Add Polar Bear Math Play
If you have the Winter Math Play Mats, there’s a polar bear mat that works beautifully with this theme:👉 Winter Themed Math Play Mats
https://www.teacherspayteachers.com/Product/Winter-Themed-Math-Play-Mats-Engaging-Early-Math-Activities-12670468
Here’s a fun small group game:
🐻❄️ “Which Polar Bear Has More?”
Materials:- 2 polar bear mats
- 8 dice
- Small whiteboard (optional)
- Roll all 8 dice.
- Any dice showing 4 get moved to one polar bear.
- Keep rolling remaining dice and removing 4s.
- After 6 rolls, any leftover dice go to the second polar bear.
- Count and compare totals.
- Now comes the math magic:
- Model how to find the total of multiple dice.
- Show strategies on a whiteboard: Count on, Make groups, Use doubles, Skip count if helpful
- Ask: “Which polar bear has more? How do you know?”
- You just built number sense, strategy discussion, AND comparison skills — and they think they’re playing a game.


Read-Aloud Connection
Pair your week with:- How Many Legs? by Kes Gray and Jim Field
- It’s silly, engaging, and perfect for math discussion.
- When polar bears come up: “Polar bears have 4 legs!”
- Boom — instant connection to: Counting by 4s, equal groups, repeated addition, skip counting
- One good read-aloud can launch your entire math lesson.

FREE Polar Bear Paw Math Game
I also have FREE Polar Bear Paw cards that are perfect for partner play.How to Play:
- Place 12–16 paw cards on the table.
- Students roll 2 dice.
- If they get a total OR difference of 4, they claim a paw.

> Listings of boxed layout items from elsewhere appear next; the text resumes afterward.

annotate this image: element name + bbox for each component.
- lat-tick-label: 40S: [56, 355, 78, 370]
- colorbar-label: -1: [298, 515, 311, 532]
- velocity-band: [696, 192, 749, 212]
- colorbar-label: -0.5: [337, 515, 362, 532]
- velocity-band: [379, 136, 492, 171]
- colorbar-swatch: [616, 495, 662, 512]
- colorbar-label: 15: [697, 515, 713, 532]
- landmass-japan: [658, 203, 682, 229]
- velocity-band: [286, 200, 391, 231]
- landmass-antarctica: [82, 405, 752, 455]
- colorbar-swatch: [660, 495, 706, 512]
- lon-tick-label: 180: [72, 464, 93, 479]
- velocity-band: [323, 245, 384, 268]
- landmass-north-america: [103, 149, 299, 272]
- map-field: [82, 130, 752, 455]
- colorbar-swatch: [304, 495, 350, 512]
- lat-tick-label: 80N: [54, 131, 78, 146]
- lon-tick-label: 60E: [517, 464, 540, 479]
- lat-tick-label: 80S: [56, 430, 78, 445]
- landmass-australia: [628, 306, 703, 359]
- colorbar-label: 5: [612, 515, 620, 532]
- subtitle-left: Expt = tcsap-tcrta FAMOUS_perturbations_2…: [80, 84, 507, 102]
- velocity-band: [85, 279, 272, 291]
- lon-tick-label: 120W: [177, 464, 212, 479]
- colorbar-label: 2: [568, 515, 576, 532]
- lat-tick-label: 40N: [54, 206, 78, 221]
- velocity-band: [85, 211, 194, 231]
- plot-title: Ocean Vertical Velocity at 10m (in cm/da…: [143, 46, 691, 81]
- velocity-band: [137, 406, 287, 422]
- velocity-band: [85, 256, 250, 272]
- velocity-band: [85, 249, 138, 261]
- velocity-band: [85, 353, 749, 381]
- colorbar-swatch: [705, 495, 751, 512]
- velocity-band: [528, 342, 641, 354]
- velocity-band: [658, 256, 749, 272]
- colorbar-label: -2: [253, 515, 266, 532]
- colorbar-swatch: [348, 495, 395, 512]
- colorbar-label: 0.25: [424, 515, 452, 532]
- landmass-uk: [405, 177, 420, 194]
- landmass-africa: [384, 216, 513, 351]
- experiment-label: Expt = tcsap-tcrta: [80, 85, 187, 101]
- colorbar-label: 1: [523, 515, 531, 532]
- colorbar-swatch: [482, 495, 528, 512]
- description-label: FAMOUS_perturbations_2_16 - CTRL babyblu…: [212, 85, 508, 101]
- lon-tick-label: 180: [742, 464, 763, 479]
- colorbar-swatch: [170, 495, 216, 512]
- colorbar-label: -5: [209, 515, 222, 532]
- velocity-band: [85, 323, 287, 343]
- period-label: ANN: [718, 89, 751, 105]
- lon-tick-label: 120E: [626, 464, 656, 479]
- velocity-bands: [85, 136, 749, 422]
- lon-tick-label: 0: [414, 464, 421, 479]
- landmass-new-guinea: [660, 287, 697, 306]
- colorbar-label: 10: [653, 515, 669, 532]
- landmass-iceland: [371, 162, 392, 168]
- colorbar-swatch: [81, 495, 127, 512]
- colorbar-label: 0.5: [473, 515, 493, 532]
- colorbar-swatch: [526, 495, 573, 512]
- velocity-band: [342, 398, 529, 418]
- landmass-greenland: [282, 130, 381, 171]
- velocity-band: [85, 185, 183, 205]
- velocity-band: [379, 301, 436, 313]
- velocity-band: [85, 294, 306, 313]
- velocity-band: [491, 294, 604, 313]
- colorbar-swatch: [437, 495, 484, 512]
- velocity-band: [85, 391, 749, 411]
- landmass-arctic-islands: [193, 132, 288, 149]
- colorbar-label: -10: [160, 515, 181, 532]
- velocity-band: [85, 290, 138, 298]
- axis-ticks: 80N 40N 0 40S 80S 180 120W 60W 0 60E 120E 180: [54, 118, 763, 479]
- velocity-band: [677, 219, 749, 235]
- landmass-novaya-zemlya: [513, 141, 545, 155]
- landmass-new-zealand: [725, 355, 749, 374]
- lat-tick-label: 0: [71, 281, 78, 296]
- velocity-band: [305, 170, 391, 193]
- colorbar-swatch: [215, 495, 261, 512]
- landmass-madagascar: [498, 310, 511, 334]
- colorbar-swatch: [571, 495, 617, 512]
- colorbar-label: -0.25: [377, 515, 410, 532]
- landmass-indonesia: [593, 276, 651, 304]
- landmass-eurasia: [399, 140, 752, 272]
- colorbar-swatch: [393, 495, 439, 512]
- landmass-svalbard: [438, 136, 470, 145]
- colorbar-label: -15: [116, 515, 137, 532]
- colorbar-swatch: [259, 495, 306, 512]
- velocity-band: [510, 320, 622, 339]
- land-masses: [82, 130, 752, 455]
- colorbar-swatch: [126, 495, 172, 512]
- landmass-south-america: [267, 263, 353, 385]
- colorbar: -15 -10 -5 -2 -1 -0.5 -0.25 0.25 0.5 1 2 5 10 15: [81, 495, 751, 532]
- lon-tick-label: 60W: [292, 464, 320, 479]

- They place their color counter on it.
- Once all paws are claimed, compare.
- Ask:
“How many more?”
“How do you know?”
You’re reinforcing:
- Addition
- Subtraction
- Comparing numbers
- Math talk
- All with tiny polar paws on the table. 🐾
Why This Theme Works So Well
- It’s seasonal and engaging
- It blends art, literacy, and math naturally
- It builds fine motor skills
- It supports structured writing
- It encourages math strategy talk
- It feels FUN — not forced
And the best part? Once your polar bear is drawn, you can keep building from there all week.